The Royal Australian College of General Practitioners (RACGP) has welcomed the Victorian Government’s decision to make the Medically Supervised Injecting Room (MISR) in North Richmond an ongoing fixture.
It comes following the Government today introducing legislation to establish the health service as an ongoing service. Immediate measures will also be taken to further boost safety and amenity in the local precinct and boost supports for people using the facility. The RACGP has previously spoken out on the importance of approaching alcohol and other drugs policy from a health-based perspective and ending the pointless “war on drugs”.
RACGP President Dr Nicole Higgins welcomed the announcement.
“This decision will save lives,” she said.
“I applaud the Victorian Government’s courage and conviction in standing firm and making this decision. Alcohol and other drug use, including intravenous opioid drug use, must be seen through a health lens. We will get nowhere by declaring a ‘war on drugs,’ throwing the book at people, and pretending that a punitive approach will deter drug use. It gets us nowhere fast, instead we need to think differently and look at what does work.
“The evidence is already in – medically supervised injecting facilities save lives. In Victoria, the trial has successfully managed almost 6,000 overdoses and saved 63 lives. It is also taking pressure off already over-burdened hospitals and reducing ambulance call outs.
“It’s the same story up Sydney. Experts examining the Kings Cross site found that from the time the facility started until the end of April last year, it recorded a total of 1,232,951 injections without any fatalities. Almost 11,000 overdoses have been managed successfully, and more than 20,000 referrals to health and social services made. Each one of those referrals is an opportunity to turn someone’s life around – an opportunity that would have been lost if the person was using drugs away from the site.
“For anyone who is injecting drugs I encourage you to reach out and get help. Remember, your GP is always there to talk to and booking a consultation can be the first step to addressing your substance use and improving your health and wellbeing. Remember, we are not there to judge; we are here to help.”
RACGP Victoria Chair Dr Anita Munoz also welcomed the Victorian Government’s decision.
“This is sound decision based on strong results,” she said.
“It’s particularly positive news that there is a strong focus on supporting people using the Medically Supervised Injecting Room. The permanent committee that will include the Department of Health, Victoria Police, Ambulance Victoria and the Department of Families, Fairness and Housing including Homes Victoria, has such a vital role to play.
“I also welcome the fact that the Government will carefully consider the recommendations of the independent review conducted by John Ryan.
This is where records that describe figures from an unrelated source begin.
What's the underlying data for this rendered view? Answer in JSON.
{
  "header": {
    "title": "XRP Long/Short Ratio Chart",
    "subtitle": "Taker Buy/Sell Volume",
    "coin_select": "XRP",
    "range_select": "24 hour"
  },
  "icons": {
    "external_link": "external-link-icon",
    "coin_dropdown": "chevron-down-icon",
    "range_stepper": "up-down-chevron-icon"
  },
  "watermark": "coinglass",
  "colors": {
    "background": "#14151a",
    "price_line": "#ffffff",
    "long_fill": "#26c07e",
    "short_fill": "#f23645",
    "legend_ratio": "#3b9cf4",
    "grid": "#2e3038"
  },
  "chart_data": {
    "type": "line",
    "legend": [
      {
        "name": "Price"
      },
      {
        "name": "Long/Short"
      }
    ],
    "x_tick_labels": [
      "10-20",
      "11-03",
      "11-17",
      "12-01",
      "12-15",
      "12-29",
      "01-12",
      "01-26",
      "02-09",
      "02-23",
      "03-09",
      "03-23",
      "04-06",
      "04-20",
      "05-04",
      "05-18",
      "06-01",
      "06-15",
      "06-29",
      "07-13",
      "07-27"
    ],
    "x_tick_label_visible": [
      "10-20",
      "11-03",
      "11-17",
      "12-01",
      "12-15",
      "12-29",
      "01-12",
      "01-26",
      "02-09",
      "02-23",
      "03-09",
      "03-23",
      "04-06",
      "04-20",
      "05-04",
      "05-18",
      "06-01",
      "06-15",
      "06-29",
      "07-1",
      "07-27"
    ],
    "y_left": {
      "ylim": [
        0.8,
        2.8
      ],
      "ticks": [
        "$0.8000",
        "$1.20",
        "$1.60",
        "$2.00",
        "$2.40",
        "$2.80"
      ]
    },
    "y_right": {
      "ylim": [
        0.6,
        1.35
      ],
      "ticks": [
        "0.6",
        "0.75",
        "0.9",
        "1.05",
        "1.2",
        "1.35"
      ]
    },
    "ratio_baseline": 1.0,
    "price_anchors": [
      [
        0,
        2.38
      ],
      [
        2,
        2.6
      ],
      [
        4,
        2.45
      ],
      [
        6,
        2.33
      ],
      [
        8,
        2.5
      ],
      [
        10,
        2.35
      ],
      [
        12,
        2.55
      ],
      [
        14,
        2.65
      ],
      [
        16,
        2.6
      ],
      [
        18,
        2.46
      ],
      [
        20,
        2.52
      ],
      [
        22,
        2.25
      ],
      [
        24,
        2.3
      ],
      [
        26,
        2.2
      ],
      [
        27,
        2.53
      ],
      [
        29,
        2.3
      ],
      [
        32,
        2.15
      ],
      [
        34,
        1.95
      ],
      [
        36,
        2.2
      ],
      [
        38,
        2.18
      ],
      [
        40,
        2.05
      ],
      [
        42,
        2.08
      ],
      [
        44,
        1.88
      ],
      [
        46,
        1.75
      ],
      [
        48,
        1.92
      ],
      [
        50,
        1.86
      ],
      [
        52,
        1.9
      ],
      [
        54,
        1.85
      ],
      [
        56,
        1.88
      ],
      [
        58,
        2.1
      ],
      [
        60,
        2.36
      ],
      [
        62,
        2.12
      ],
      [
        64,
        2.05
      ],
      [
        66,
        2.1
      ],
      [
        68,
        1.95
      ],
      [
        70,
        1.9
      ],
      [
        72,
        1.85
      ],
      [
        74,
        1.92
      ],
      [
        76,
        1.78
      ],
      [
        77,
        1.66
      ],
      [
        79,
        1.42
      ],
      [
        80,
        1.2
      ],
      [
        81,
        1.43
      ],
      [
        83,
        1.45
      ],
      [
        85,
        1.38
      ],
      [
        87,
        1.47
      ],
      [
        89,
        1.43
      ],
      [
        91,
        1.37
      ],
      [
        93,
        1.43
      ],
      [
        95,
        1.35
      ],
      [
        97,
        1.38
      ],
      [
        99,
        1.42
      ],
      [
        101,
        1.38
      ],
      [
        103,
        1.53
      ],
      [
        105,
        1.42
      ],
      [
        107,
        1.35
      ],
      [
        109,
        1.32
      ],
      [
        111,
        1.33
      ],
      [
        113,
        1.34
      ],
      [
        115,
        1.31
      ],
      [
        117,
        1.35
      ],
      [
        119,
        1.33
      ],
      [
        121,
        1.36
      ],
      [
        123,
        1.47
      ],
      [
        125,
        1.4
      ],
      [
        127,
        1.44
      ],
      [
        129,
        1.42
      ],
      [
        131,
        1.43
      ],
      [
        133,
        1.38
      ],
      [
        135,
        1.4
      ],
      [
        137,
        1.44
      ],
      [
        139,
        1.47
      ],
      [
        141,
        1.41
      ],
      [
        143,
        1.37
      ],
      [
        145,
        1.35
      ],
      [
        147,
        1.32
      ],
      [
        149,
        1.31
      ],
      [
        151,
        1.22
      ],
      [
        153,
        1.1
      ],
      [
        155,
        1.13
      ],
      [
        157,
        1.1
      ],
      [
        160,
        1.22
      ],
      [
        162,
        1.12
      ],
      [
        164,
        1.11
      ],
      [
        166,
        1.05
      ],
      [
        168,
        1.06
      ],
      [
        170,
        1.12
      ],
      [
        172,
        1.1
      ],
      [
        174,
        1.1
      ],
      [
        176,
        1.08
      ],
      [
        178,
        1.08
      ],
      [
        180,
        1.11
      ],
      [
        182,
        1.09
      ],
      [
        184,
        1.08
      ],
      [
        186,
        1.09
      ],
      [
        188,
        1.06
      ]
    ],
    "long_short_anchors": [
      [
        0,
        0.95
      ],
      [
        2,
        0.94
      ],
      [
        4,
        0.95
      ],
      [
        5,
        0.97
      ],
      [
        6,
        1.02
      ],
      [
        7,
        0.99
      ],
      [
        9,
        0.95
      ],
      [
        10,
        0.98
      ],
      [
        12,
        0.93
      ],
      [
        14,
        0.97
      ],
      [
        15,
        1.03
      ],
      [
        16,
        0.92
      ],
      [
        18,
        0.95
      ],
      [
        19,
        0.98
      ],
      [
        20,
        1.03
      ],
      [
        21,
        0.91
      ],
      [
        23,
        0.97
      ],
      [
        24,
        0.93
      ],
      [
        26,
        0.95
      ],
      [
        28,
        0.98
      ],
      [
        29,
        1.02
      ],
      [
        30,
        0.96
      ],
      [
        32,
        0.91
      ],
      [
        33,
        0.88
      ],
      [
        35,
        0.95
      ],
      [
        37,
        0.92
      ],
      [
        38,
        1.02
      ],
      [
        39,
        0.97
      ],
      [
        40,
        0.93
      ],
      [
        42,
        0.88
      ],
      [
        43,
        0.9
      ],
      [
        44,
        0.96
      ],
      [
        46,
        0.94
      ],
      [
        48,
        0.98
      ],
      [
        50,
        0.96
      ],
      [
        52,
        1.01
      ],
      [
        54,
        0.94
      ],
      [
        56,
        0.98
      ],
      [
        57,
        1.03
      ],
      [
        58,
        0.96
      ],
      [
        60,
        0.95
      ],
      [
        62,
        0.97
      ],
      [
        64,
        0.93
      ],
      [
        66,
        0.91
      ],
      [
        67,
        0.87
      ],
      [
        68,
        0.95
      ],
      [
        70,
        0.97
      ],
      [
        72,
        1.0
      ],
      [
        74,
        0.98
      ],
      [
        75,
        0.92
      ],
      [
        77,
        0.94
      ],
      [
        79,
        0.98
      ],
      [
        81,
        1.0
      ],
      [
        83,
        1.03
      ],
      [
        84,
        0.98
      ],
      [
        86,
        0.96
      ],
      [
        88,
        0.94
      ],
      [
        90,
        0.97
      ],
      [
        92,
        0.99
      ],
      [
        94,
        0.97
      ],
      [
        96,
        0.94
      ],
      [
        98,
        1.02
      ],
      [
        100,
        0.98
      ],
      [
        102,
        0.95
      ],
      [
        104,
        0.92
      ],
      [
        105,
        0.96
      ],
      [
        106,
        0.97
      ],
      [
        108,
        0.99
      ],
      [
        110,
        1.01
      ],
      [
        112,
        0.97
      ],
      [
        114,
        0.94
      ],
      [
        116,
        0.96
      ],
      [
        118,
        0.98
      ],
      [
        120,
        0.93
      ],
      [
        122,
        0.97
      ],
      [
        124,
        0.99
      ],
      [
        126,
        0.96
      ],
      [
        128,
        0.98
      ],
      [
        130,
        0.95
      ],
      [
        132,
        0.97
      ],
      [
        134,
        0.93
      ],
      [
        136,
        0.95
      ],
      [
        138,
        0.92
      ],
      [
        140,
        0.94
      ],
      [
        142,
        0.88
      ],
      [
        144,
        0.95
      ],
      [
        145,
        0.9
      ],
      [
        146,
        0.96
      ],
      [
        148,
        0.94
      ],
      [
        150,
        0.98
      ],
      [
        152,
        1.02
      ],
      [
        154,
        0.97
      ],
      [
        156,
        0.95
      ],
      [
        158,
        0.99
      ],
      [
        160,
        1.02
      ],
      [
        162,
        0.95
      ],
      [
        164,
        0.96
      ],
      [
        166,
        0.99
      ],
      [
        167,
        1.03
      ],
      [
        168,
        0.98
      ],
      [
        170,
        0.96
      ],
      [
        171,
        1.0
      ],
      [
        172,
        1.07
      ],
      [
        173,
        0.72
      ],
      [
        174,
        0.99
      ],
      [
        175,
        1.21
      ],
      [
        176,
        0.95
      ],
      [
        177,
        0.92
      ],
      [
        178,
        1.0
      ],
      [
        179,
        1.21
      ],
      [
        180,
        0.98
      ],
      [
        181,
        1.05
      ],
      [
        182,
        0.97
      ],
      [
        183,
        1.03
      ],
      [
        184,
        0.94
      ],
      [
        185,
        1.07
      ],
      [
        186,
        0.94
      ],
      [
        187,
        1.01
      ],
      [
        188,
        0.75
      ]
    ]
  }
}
We must always consider how to best enhance this service and ensure that all affected parties have their views listened to. I hope now that the Victorian Government follows the lead of Queensland and the ACT and extends its commitment to harm minimisation via pill testing, another move that would save many lives.”
RACGP Specific Interests Addiction Medicine Chair Dr Hester Wilson also backed the changes and called on other states and territories to follow suit.
“Victoria and my home state of New South Wales are leading the way and I urge other jurisdictions to do the same,” she said.
“I worked as the acting medical director at the Kings Cross site more than a decade ago and I can tell you that it’s a system that works. So, it’s fantastic news that the Victorian Government is making its Medically Supervised Injecting Room an ongoing service. It’s not just a compassionate and humane model, it’s a successful model and one that I hope other Premiers and Chief Ministers adopt right around Australia.
“Whether we like it or not, drug use does happen. So, we have a choice in front of us – we can either stick our heads in the sand, say ‘drugs are bad’ and pretend the situation will magically resolve itself, or we can focus on what actually works and saves lives. Many of the people using this service feel as though they are on the margins of society, they have experienced trauma and often have had infrequent or negligible contact with the healthcare system or social supports. When they visit this service, they come into contact with people opening up their arms and offering to help; it’s the best way to reach them and get them on the right trajectory free of stigma and shame.
“You can’t treat someone who has died from overdose. So, once again, well done to the Victorian Government for ignoring shrill and judgmental critics and doing the right thing. This is another step forward in ending the futile ‘war on drugs’ and helping people who have a health problem. At the end of the day, every person’s life matters.”